Of people aged 18 to 24 in (very) good or fair health, 8 out of 10 participate in a training. Among young adults in (very) poor health, less than 5 out of 10 participate in a training. Many young adults with poorer health therefore do not continue their studies and do not obtain a bachelor's or master's degree, which also limits their social integration in the future.
Health also plays a large role in the other age groups: among the 50-69-year-olds with a (very) poor health, 1 out of 10 participates in training, compared to 46% among people over 50 with a very good health.
Those with a disability participate less in training
When it comes to limitations that people say they experience in their daily life, we again see a large impact: of those who do not experience any limitations, 46% participate in training. Of those who say they experience severe limitations, 16% participate in training.
If we look at specific age groups, we see that disability plays a role in particular among young adults and people over 50. Whereas 80% of young adults with no or limited disability are in training, the figure is less than 50% for people with severe disabilities. The trend is the same among older people: among people over 50 with no or limited disability, 30% participate in training, compared to only 5% of people with severe disabilities.
Lack of time is the main reason for not participating or for participating less
The reason most often given for not participating or participating less in training is that it is not compatible with the schedule. Other personal reasons come next. In third place was the cost of training, and in fourth place was the fact that family circumstances made it impossible to participate in one or more trainings. In fifth place was health, a reason given by 13.1% of respondents (nearly 300,000 people).
For people with health problems, this is the main reason for not participating, given by 7 out of 10. If we look at the figures in more detail, we even find that health is the main reason why people do not take part in any training.
Link between health problems and the likelihood to have a job and a higher level of education
Among the whole population aged over 24, 22.9% have a diploma of lower secondary education, 36.5% a diploma of upper secondary education and 40.7% a diploma of higher education. The trend is just the opposite among people with health problems or major limitations in their daily activities: 42.1% have a diploma of lower secondary education, 37.5% a diploma of upper secondary education and 20.4% diploma of higher education.

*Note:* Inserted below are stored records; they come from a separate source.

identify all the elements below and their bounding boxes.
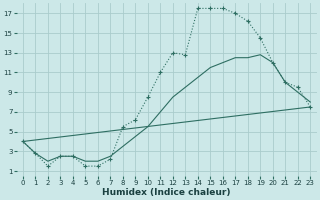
X-axis label: Humidex (Indice chaleur): Humidex (Indice chaleur) <box>102 188 231 197</box>
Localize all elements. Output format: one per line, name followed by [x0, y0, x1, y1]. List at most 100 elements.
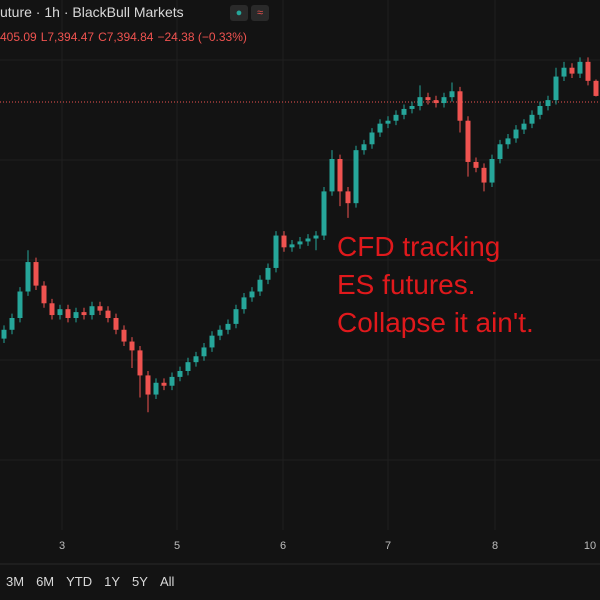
candle-body	[585, 61, 591, 81]
candle-body	[257, 279, 263, 292]
candle-body	[129, 341, 135, 351]
candle-body	[217, 329, 223, 336]
candle-body	[409, 106, 415, 109]
candle-body	[433, 100, 439, 104]
candle-body	[569, 67, 575, 74]
symbol-title: uture · 1h · BlackBull Markets	[0, 4, 184, 20]
candle-body	[113, 318, 119, 330]
candle-body	[345, 191, 351, 204]
candle-body	[537, 106, 543, 115]
candle-body	[561, 67, 567, 77]
candle-body	[529, 114, 535, 124]
x-tick-label: 10	[583, 540, 597, 552]
grid	[0, 0, 600, 530]
candle-body	[161, 382, 167, 386]
ohlc-value: 405.09	[0, 30, 37, 44]
candle-body	[425, 97, 431, 101]
candle-body	[89, 306, 95, 316]
x-tick-label: 8	[491, 540, 499, 552]
candle-body	[281, 235, 287, 248]
x-tick-label: 5	[173, 540, 181, 552]
candle-body	[193, 356, 199, 363]
annotation-line: Collapse it ain't.	[337, 307, 534, 338]
candle-body	[233, 309, 239, 324]
candle-body	[457, 91, 463, 121]
annotation-line: ES futures.	[337, 269, 476, 300]
candle-body	[545, 100, 551, 106]
candle-body	[65, 309, 71, 318]
candle-body	[153, 382, 159, 395]
candle-body	[393, 114, 399, 121]
x-tick-label: 6	[279, 540, 287, 552]
candle-body	[449, 91, 455, 98]
range-button[interactable]: 3M	[6, 574, 25, 589]
status-icons: ● ≈	[230, 5, 269, 21]
status-wave[interactable]: ≈	[251, 5, 269, 21]
candle-body	[57, 309, 63, 316]
candle-body	[337, 159, 343, 192]
x-tick-label: 3	[58, 540, 66, 552]
candle-body	[209, 335, 215, 348]
candle-body	[225, 323, 231, 330]
range-button[interactable]: 5Y	[132, 574, 148, 589]
ohlc-value: −24.38 (−0.33%)	[157, 30, 247, 44]
candle-body	[329, 159, 335, 192]
candle-body	[273, 235, 279, 268]
candle-body	[489, 159, 495, 183]
candle-body	[105, 310, 111, 318]
candle-body	[305, 238, 311, 242]
candle-body	[49, 303, 55, 316]
candle-body	[473, 161, 479, 168]
candle-body	[241, 297, 247, 310]
candle-body	[417, 97, 423, 106]
candle-body	[385, 120, 391, 124]
candle-body	[185, 362, 191, 371]
status-dot[interactable]: ●	[230, 5, 248, 21]
candle-body	[33, 262, 39, 286]
candle-body	[369, 132, 375, 145]
candle-body	[25, 262, 31, 292]
candle-body	[521, 123, 527, 130]
range-buttons: 3M 6M YTD 1Y 5Y All	[6, 574, 186, 589]
candle-body	[137, 350, 143, 376]
candle-body	[145, 375, 151, 395]
candle-body	[249, 291, 255, 298]
candle-body	[1, 329, 7, 339]
range-button[interactable]: 6M	[36, 574, 55, 589]
candle-body	[81, 312, 87, 316]
range-button[interactable]: All	[159, 574, 175, 589]
candle-body	[577, 61, 583, 74]
candle-body	[553, 76, 559, 101]
candles	[1, 57, 599, 413]
ohlc-value: L7,394.47	[40, 30, 95, 44]
candle-body	[9, 318, 15, 330]
candle-body	[41, 285, 47, 304]
x-tick-label: 7	[384, 540, 392, 552]
candle-body	[201, 347, 207, 357]
candle-body	[481, 167, 487, 183]
range-button[interactable]: 1Y	[104, 574, 121, 589]
range-button[interactable]: YTD	[66, 574, 93, 589]
candle-body	[441, 97, 447, 104]
candle-body	[177, 371, 183, 377]
candle-body	[97, 306, 103, 311]
candle-body	[313, 235, 319, 239]
candle-body	[497, 144, 503, 159]
candle-body	[593, 80, 599, 96]
candle-body	[17, 291, 23, 318]
candle-body	[465, 120, 471, 162]
candle-body	[321, 191, 327, 236]
candle-body	[377, 123, 383, 133]
ohlc-value: C7,394.84	[98, 30, 154, 44]
candle-body	[121, 329, 127, 342]
candle-body	[505, 138, 511, 145]
candle-body	[169, 376, 175, 386]
annotation-line: CFD tracking	[337, 231, 501, 262]
candle-body	[513, 129, 519, 139]
candle-body	[289, 244, 295, 248]
candle-body	[265, 267, 271, 280]
candle-body	[401, 108, 407, 115]
candle-body	[361, 144, 367, 151]
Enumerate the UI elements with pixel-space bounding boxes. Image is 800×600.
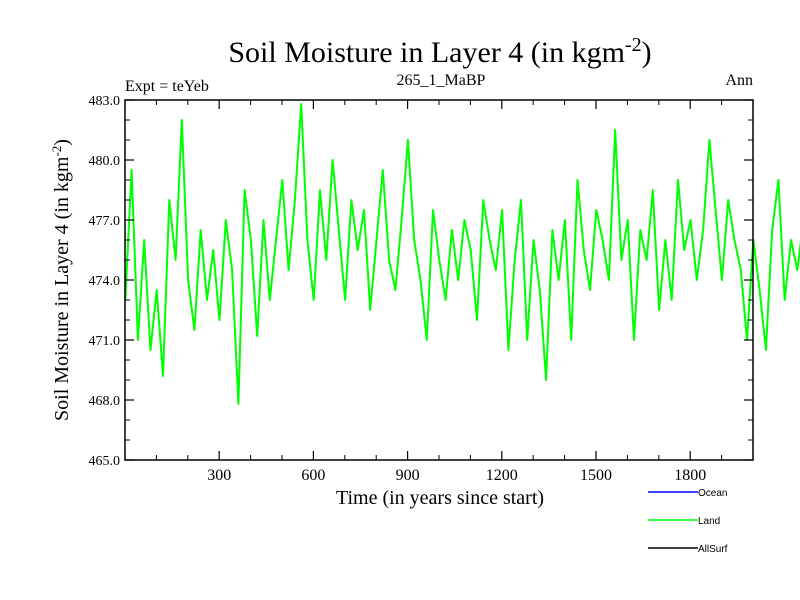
y-tick-label: 483.0 [89,94,121,109]
subtitle-center: 265_1_MaBP [397,72,486,89]
x-tick-label: 1800 [674,467,706,484]
legend: Ocean Land AllSurf [648,488,728,555]
plot-layer [124,103,800,405]
y-tick-label: 471.0 [89,334,121,349]
y-axis-label: Soil Moisture in Layer 4 (in kgm-2) [49,139,73,421]
subtitle-left: Expt = teYeb [125,78,209,95]
chart-title: Soil Moisture in Layer 4 (in kgm-2) [228,34,651,69]
y-tick-label: 480.0 [89,154,121,169]
subtitle-right: Ann [725,72,753,89]
x-tick-label: 300 [207,467,231,484]
legend-label-ocean: Ocean [698,488,727,499]
x-axis-label: Time (in years since start) [336,487,544,509]
x-tick-label: 900 [396,467,420,484]
legend-label-allsurf: AllSurf [698,544,728,555]
legend-label-land: Land [698,516,720,527]
series-line-land [124,103,800,405]
plot-frame [124,99,754,461]
x-tick-label: 600 [301,467,325,484]
x-tick-label: 1500 [580,467,612,484]
y-tick-label: 465.0 [89,454,121,469]
y-tick-label: 474.0 [89,274,121,289]
x-tick-label: 1200 [486,467,518,484]
y-tick-label: 477.0 [89,214,121,229]
y-tick-label: 468.0 [89,394,121,409]
axis-layer: 300 600 900 1200 1500 1800 465.0 468.0 471.0 474.… [89,94,753,484]
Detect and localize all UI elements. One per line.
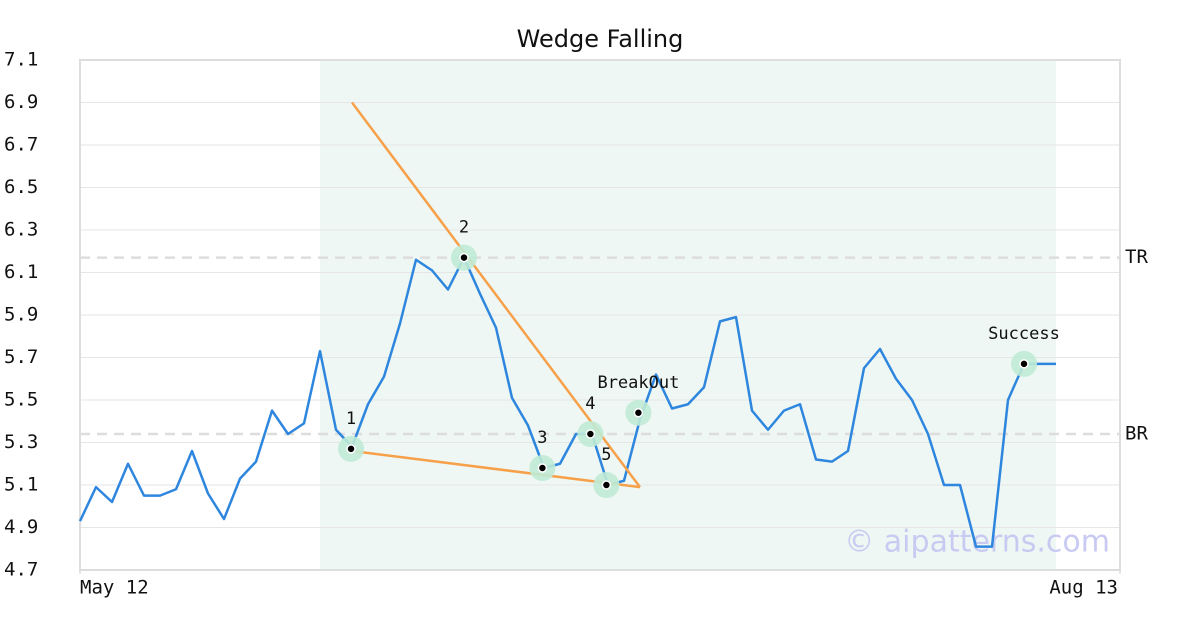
y-tick-label: 5.1 — [4, 474, 38, 496]
pattern-point — [601, 480, 612, 490]
pattern-point — [633, 408, 644, 418]
pattern-point — [1019, 359, 1029, 369]
pattern-point — [459, 252, 469, 263]
y-tick-label: 4.7 — [4, 559, 38, 581]
point-label: Success — [988, 324, 1060, 344]
point-label: 5 — [601, 445, 611, 465]
y-tick-label: 5.9 — [4, 304, 38, 326]
y-tick-label: 6.7 — [4, 134, 38, 156]
y-tick-label: 6.9 — [4, 91, 38, 113]
y-tick-label: 4.9 — [4, 516, 38, 538]
pattern-point — [585, 429, 596, 439]
pattern-point — [537, 463, 548, 473]
point-label: 2 — [459, 218, 469, 238]
watermark: © aipatterns.com — [844, 525, 1110, 560]
point-label: 4 — [585, 394, 595, 414]
chart-title: Wedge Falling — [517, 25, 684, 53]
y-tick-label: 6.3 — [4, 219, 38, 241]
point-label: 1 — [346, 409, 356, 429]
plot-frame — [79, 59, 1121, 571]
x-tick-label: May 12 — [80, 577, 149, 599]
level-label: BR — [1125, 423, 1148, 445]
price-line — [78, 256, 1056, 548]
level-label: TR — [1125, 246, 1148, 268]
y-tick-label: 7.1 — [4, 49, 38, 71]
y-tick-label: 5.3 — [4, 431, 38, 453]
wedge-line — [351, 449, 641, 489]
y-tick-label: 6.5 — [4, 176, 38, 198]
point-label: 3 — [537, 428, 547, 448]
y-tick-label: 6.1 — [4, 261, 38, 283]
y-tick-label: 5.7 — [4, 346, 38, 368]
pattern-point — [346, 444, 356, 454]
x-tick-label: Aug 13 — [1049, 577, 1118, 599]
point-label: BreakOut — [597, 373, 679, 393]
y-tick-label: 5.5 — [4, 389, 38, 411]
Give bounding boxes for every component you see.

|With disability or health problems
|Diploma of lower secondary education
|Diploma of upper secondary education
|Diploma of higher education
Training has a major impact on the level of education attained and on the likelihood of finding or keeping a job for adults (aged over 24). We also note that people with a health problem consider themselves to be incapacitated for work much more often than those with few limitations or health problems: 60.5% of people who say they are severely limited in their daily activities or have a (very) poor health consider themselves incapacitated for work. Only 16% have a job. The others are unemployed, retired or have some other status on the labour market.